2018 World of WearableArt Awards Show
Stars of the show
The large majority of Andy’s theatre work has been original, commissioning playwrights and making work from the ground up. This is a vital skill when it comes to World of WearableArt, a production that promises originality year upon year. But where WOW differs from past productions Andy has worked on is in its stars of the show - the garments. Andy tells me that they “really have to keep it in our minds at every step of the way. The garments are the focus. They are the stars.”
And if this wasn’t challenge enough, Andy and his team didn’t even get to meet said garments until two months prior to opening the show. Before finding out which hundred or so garments were going to be presented, the team was already well into event planning. They needed to have already decided “what worlds those garments will be in, what elements are going to be on stage, the budget, plan and all of the logistics. So there are multiple things happening simultaneously. You have to be flexible and ready to respond. But at the same time, you have to make sure that those garments are top of mind and in the centre of our thinking.”
In fact, Andy had already been working on the show for well over a year.
“Eighteen months ago was when I presented my first script and concept. That was the framework for how the show would evolve and unfold and what those worlds would be that we would go into, or how I would interpret the world of ‘White’ or how I would interpret the world of ‘Mythology’. And what set elements would be on stage, what feeling there would be and how the audience might be involved. It’s been eighteen months of working with a really fantastic team of designers and composers to get us to the point where we’re in the room making it.”
2017 World of WearableArt Awards Show - The Messenger, Dawn Mostow & Lana Crooks, United States
A unique challenge
When asked how World of WearableArt compares to his other large scale works, Andy details the “honour and unique challenge of presenting the work of 115 designers.”
“Taking their gift to WOW, which is their creative genius and toil in making these garments, and making sure, as Show Director, that we’re showcasing and profiling those garments in a way that honours that work, whilst also trying to wrap them up in a world that supports them and creates something that’s greater than the sum of its parts.”

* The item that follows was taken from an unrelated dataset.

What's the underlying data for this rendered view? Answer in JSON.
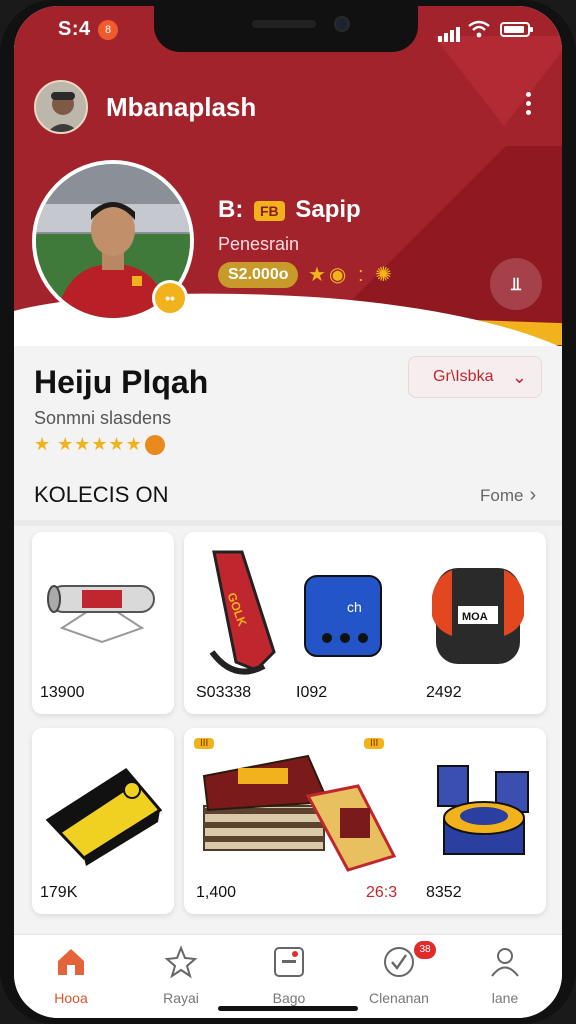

Like in any production, the key to tackling such a significant challenge is the team. Andy talks about the multitude of moving parts behind the scenes and the people moving them, “There’s not a show like this anywhere in the world. And that’s thanks to the people. The kiwi creativity and the can-do attitude of ‘well, let’s have a crack at this’. The team I’m working with could work anywhere in the world, but I understand why they choose to work here.”
As Andy raced to his next meeting, I asked him for any pearls of wisdom for emerging directors hoping to follow in his footsteps.
His advice was simple, “Be curious. Explore a diverse range of skills. I find myself here because I’ve done all sorts of things and continue to develop new skills which make me diversely employable. And when you’re trying to bring complex things together, it helps to have a broad range of skills. So, be curious.”